Software license. Unlimited seats. Per Site. I don't know anything about how to price, just considering what's the value of this. This will price out smaller buyers, but will it be too expensive for larger business consumers?
I haven't worked out the marketing yet but the product is at https://github.com/dosyago/BrowserGap
I guess I'm wondering how this compares to other relatively expensive business software license purchases, and what people's gut reaction is, to what I think is a very expensive price. A quick summary is it's a browser you can embed in your web app, one use case is to unify user flows across disparate applications.
17 comments
[ 2.7 ms ] story [ 21.9 ms ] threadAt this price you'll be doing calls either way. Why give the price away?
Yes. You just have a "contact sales" type of stuff on the website and promotional materials instead of an actual pricing page. Very common in high ticket B2B.
I don't understand the product or use case too well to suggest how to price it. But I understand that usage would vary widely between customers. Hence price should vary greatly too.
I don't know what's your situation and how well connected you are in this industry. But generally at this price point people won't just come on your site and buy it. There will be some back and forth either way. And you probably will have to do outreach. So going to have a lot of opportunities to discuss price.
At this point it sounds to me like your greatest priority should be to actually talk to some customers.
The use case I'm thinking of is a user in a call center environment that needs to process a customers credit card transaction. PCI compliance level could dictate that card info not sit in rest on that call center network (I haven't worked in that space in a while). They could use your app to securely run a remote browser on a PCI compliant network and do the transaction.

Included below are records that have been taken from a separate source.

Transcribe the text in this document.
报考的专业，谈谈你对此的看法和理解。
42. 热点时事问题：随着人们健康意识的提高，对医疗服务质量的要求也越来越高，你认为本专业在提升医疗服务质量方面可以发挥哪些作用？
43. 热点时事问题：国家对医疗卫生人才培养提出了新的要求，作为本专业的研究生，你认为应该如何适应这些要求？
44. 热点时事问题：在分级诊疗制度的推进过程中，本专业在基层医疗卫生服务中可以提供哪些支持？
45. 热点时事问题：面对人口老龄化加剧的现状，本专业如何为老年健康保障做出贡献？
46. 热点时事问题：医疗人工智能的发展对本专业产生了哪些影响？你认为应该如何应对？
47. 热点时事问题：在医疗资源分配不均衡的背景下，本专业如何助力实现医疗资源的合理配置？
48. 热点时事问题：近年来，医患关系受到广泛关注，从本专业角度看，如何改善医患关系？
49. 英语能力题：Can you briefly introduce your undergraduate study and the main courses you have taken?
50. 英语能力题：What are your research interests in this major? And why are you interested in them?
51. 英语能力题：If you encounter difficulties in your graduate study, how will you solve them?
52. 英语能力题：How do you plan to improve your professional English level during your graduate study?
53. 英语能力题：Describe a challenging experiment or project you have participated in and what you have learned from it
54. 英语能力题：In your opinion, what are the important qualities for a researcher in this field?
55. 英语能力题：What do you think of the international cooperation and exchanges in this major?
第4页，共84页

Sometimes this is solved with hardware from vendors so the call center person has a separate device they need to use to process the transaction (basically a terminal on a protected network). Sometimes the call center is an outsourced function that scales up with call volume and more capacity is restricted to the number of people that have the special hardware.
If its possible to replace the hardware with software and be compliant, that removes a lot of operational cost from the business, way more than $12k/year.
Any company that does a lot of CC processing could be a candidate, throw a dart at the Fortune 500 list and you'll likely hit one. Typically those types of companies expect enterprise solutions.
Small businesses might be a better starting point in that space but they won't have deep pockets. This thread [0] gives a perspective of PCI compliance challenge, security scans, etc.
PCI is just one aspect that I thought of where your solution might fit, there are probably other similar information security pain points you could explore.
[0] https://security.stackexchange.com/questions/214513/being-to...
If you have no competition, your competitor is whatever hack the client is doing. In many business applications, that's hiring qualified people to gather the data, enter it, process it, upload it.
In your case, it might be a feature your clients are building themselves. $1000 might be about 20 man hours. If they're spending that much per month on it, it's an easy buy.